In effect, we are wandering through a dangerous world that contains many people who hate us and hold our beliefs in contempt. But like me at that movie years ago, we somehow have gotten the odd notion that we are going around with a halo that everyone can see. We don’t have a halo. Even if we had one, many would see it as a reason to hate us even more, and as an invitation to attack us.
The strong make demands of their enemies. The weak make demands of their friends. The strong evoke anxiety in their enemies. The weak evoke anxiety in their friends. As a result, the weak have more enemies and fewer friends.
Ambassador Christopher Stevens by all accounts was a superb foreign-service officer. He represented the best aspects of America to the world. He risked his life to help Libyans overthrow the odious dictatorship of Kadaffi. He connected with ordinary Libyan people. But he is no longer with us. Neither are his security men and his aide, Sean Smith.
Because of his naiveté – or more likely, because of the naiveté of President Obama and Secretary of State Clinton – he went into a dangerous area with only two security men. True, Tyrone Woods and Glen Doherty were former SEALs. (“When you care enough to send the very best.”) But two of the best are no match for perhaps 400 of the worst, especially when the worst are armed with automatic weapons, rocket-propelled grenades, mortars, and armored vehicles, and they have been planning the attack for some time.
This sad episode is symptomatic of a widespread problem. Naiveté leads to underestimating the rage of extremist Muslims. Narcissism leads to the myth that Obama’s astonishing brilliance, and his awesome ability to persuade, will suffice to turn enemies into friends. Leftism leads to the fantasy that most of the problems of the world are America’s fault, so if we just apologize, promise to mend our ways, and abase ourselves by bowing low, all will be forgiven, and everyone will love us.
But all this is a dangerous delusion. It seems to make sense only in the rarefied atmosphere of elitist universities, where reality consists of what leftist professors imagine the world to be. On the contrary, in the real world, a desire to be loved often leads to being despised. Instead, we should strive to be respected by the world.
Respect includes admiration, honor, gratitude, and – yes – fear. The Obama administration has bent over backwards to assure the world that America has done nothing to deserve admiration, honor, or gratitude – and that America is no longer to be feared. Thus respect becomes impossible. If you are feeling charitable, you could call this a foreign policy. But is it a successful foreign policy? Only if success is defined as diminishing America’s influence throughout the world.
Naiveté is charming in a small child. It is inappropriate and potentially dangerous in an adult. It is especially dangerous in those who are responsible for the lives of others. In striving to be loved, the administration lost the respect of the world, and in addition taught the world not to fear us. We see the results all about us.

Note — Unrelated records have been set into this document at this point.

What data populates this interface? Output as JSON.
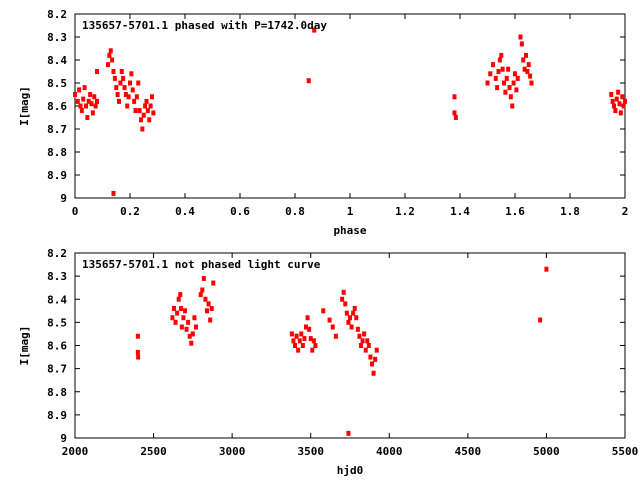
{
  "chart_data": [
    {
      "type": "scatter",
      "title": "135657-5701.1 phased with P=1742.0day",
      "xlabel": "phase",
      "ylabel": "I[mag]",
      "xlim": [
        0,
        2
      ],
      "ylim": [
        8.2,
        9.0
      ],
      "y_inverted": true,
      "x_ticks": [
        "0",
        "0.2",
        "0.4",
        "0.6",
        "0.8",
        "1",
        "1.2",
        "1.4",
        "1.6",
        "1.8",
        "2"
      ],
      "y_ticks": [
        "8.2",
        "8.3",
        "8.4",
        "8.5",
        "8.6",
        "8.7",
        "8.8",
        "8.9",
        "9"
      ],
      "marker_color": "#ff0000",
      "series": [
        {
          "points": [
            [
              0.0,
              8.55
            ],
            [
              0.01,
              8.58
            ],
            [
              0.015,
              8.53
            ],
            [
              0.02,
              8.6
            ],
            [
              0.025,
              8.62
            ],
            [
              0.03,
              8.57
            ],
            [
              0.035,
              8.52
            ],
            [
              0.04,
              8.6
            ],
            [
              0.045,
              8.65
            ],
            [
              0.05,
              8.58
            ],
            [
              0.055,
              8.55
            ],
            [
              0.06,
              8.59
            ],
            [
              0.065,
              8.63
            ],
            [
              0.07,
              8.56
            ],
            [
              0.075,
              8.6
            ],
            [
              0.08,
              8.58
            ],
            [
              0.08,
              8.45
            ],
            [
              0.12,
              8.42
            ],
            [
              0.125,
              8.38
            ],
            [
              0.13,
              8.36
            ],
            [
              0.135,
              8.4
            ],
            [
              0.14,
              8.45
            ],
            [
              0.145,
              8.48
            ],
            [
              0.15,
              8.52
            ],
            [
              0.155,
              8.55
            ],
            [
              0.16,
              8.58
            ],
            [
              0.165,
              8.5
            ],
            [
              0.17,
              8.45
            ],
            [
              0.175,
              8.48
            ],
            [
              0.18,
              8.52
            ],
            [
              0.185,
              8.55
            ],
            [
              0.19,
              8.6
            ],
            [
              0.195,
              8.56
            ],
            [
              0.2,
              8.5
            ],
            [
              0.205,
              8.46
            ],
            [
              0.21,
              8.53
            ],
            [
              0.215,
              8.58
            ],
            [
              0.22,
              8.62
            ],
            [
              0.225,
              8.56
            ],
            [
              0.23,
              8.5
            ],
            [
              0.14,
              8.98
            ],
            [
              0.235,
              8.62
            ],
            [
              0.24,
              8.66
            ],
            [
              0.245,
              8.7
            ],
            [
              0.25,
              8.64
            ],
            [
              0.255,
              8.6
            ],
            [
              0.26,
              8.58
            ],
            [
              0.265,
              8.62
            ],
            [
              0.27,
              8.66
            ],
            [
              0.275,
              8.6
            ],
            [
              0.28,
              8.56
            ],
            [
              0.285,
              8.63
            ],
            [
              0.85,
              8.49
            ],
            [
              0.87,
              8.27
            ],
            [
              1.38,
              8.56
            ],
            [
              1.38,
              8.63
            ],
            [
              1.385,
              8.65
            ],
            [
              1.5,
              8.5
            ],
            [
              1.51,
              8.46
            ],
            [
              1.52,
              8.42
            ],
            [
              1.53,
              8.48
            ],
            [
              1.535,
              8.52
            ],
            [
              1.54,
              8.45
            ],
            [
              1.545,
              8.4
            ],
            [
              1.55,
              8.38
            ],
            [
              1.555,
              8.44
            ],
            [
              1.56,
              8.5
            ],
            [
              1.565,
              8.54
            ],
            [
              1.57,
              8.48
            ],
            [
              1.575,
              8.44
            ],
            [
              1.58,
              8.52
            ],
            [
              1.585,
              8.56
            ],
            [
              1.59,
              8.6
            ],
            [
              1.595,
              8.5
            ],
            [
              1.6,
              8.46
            ],
            [
              1.605,
              8.53
            ],
            [
              1.61,
              8.48
            ],
            [
              1.62,
              8.3
            ],
            [
              1.625,
              8.33
            ],
            [
              1.63,
              8.4
            ],
            [
              1.635,
              8.44
            ],
            [
              1.64,
              8.38
            ],
            [
              1.645,
              8.45
            ],
            [
              1.65,
              8.42
            ],
            [
              1.655,
              8.47
            ],
            [
              1.66,
              8.5
            ],
            [
              1.95,
              8.55
            ],
            [
              1.955,
              8.58
            ],
            [
              1.96,
              8.6
            ],
            [
              1.965,
              8.62
            ],
            [
              1.97,
              8.57
            ],
            [
              1.975,
              8.54
            ],
            [
              1.98,
              8.59
            ],
            [
              1.985,
              8.63
            ],
            [
              1.99,
              8.56
            ],
            [
              1.995,
              8.6
            ],
            [
              2.0,
              8.58
            ]
          ]
        }
      ]
    },
    {
      "type": "scatter",
      "title": "135657-5701.1 not phased light curve",
      "xlabel": "hjd0",
      "ylabel": "I[mag]",
      "xlim": [
        2000,
        5500
      ],
      "ylim": [
        8.2,
        9.0
      ],
      "y_inverted": true,
      "x_ticks": [
        "2000",
        "2500",
        "3000",
        "3500",
        "4000",
        "4500",
        "5000",
        "5500"
      ],
      "y_ticks": [
        "8.2",
        "8.3",
        "8.4",
        "8.5",
        "8.6",
        "8.7",
        "8.8",
        "8.9",
        "9"
      ],
      "marker_color": "#ff0000",
      "series": [
        {
          "points": [
            [
              2400,
              8.56
            ],
            [
              2400,
              8.63
            ],
            [
              2402,
              8.65
            ],
            [
              2620,
              8.48
            ],
            [
              2630,
              8.44
            ],
            [
              2640,
              8.5
            ],
            [
              2650,
              8.46
            ],
            [
              2660,
              8.4
            ],
            [
              2670,
              8.38
            ],
            [
              2675,
              8.44
            ],
            [
              2680,
              8.52
            ],
            [
              2690,
              8.48
            ],
            [
              2700,
              8.45
            ],
            [
              2710,
              8.53
            ],
            [
              2720,
              8.5
            ],
            [
              2730,
              8.56
            ],
            [
              2740,
              8.59
            ],
            [
              2750,
              8.55
            ],
            [
              2760,
              8.48
            ],
            [
              2770,
              8.52
            ],
            [
              2800,
              8.38
            ],
            [
              2810,
              8.36
            ],
            [
              2820,
              8.31
            ],
            [
              2830,
              8.4
            ],
            [
              2840,
              8.45
            ],
            [
              2850,
              8.42
            ],
            [
              2860,
              8.49
            ],
            [
              2870,
              8.44
            ],
            [
              2880,
              8.33
            ],
            [
              3380,
              8.55
            ],
            [
              3390,
              8.58
            ],
            [
              3400,
              8.6
            ],
            [
              3410,
              8.56
            ],
            [
              3420,
              8.62
            ],
            [
              3430,
              8.58
            ],
            [
              3440,
              8.55
            ],
            [
              3450,
              8.6
            ],
            [
              3460,
              8.57
            ],
            [
              3470,
              8.52
            ],
            [
              3480,
              8.48
            ],
            [
              3490,
              8.53
            ],
            [
              3500,
              8.57
            ],
            [
              3510,
              8.62
            ],
            [
              3520,
              8.58
            ],
            [
              3530,
              8.6
            ],
            [
              3580,
              8.45
            ],
            [
              3620,
              8.49
            ],
            [
              3640,
              8.52
            ],
            [
              3660,
              8.56
            ],
            [
              3700,
              8.4
            ],
            [
              3710,
              8.37
            ],
            [
              3720,
              8.42
            ],
            [
              3730,
              8.46
            ],
            [
              3740,
              8.5
            ],
            [
              3750,
              8.48
            ],
            [
              3760,
              8.52
            ],
            [
              3770,
              8.46
            ],
            [
              3780,
              8.44
            ],
            [
              3790,
              8.48
            ],
            [
              3800,
              8.53
            ],
            [
              3810,
              8.56
            ],
            [
              3820,
              8.6
            ],
            [
              3830,
              8.58
            ],
            [
              3840,
              8.55
            ],
            [
              3850,
              8.62
            ],
            [
              3860,
              8.58
            ],
            [
              3870,
              8.6
            ],
            [
              3880,
              8.65
            ],
            [
              3890,
              8.68
            ],
            [
              3900,
              8.72
            ],
            [
              3910,
              8.66
            ],
            [
              3920,
              8.62
            ],
            [
              3740,
              8.98
            ],
            [
              4960,
              8.49
            ],
            [
              5000,
              8.27
            ]
          ]
        }
      ]
    }
  ]
}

We have bowed too low in an attempt to show we are no longer the leading proponent of freedom. We have bent too far over backwards in an attempt not to give offense. But those who bow too low risk falling on their faces, and those who bend too far over backwards risk falling on their posteriors. It is best – and safest – to stand up straight. Those who cannot stand up for their beliefs should stand down, and make way for others who find an erect posture more appealing.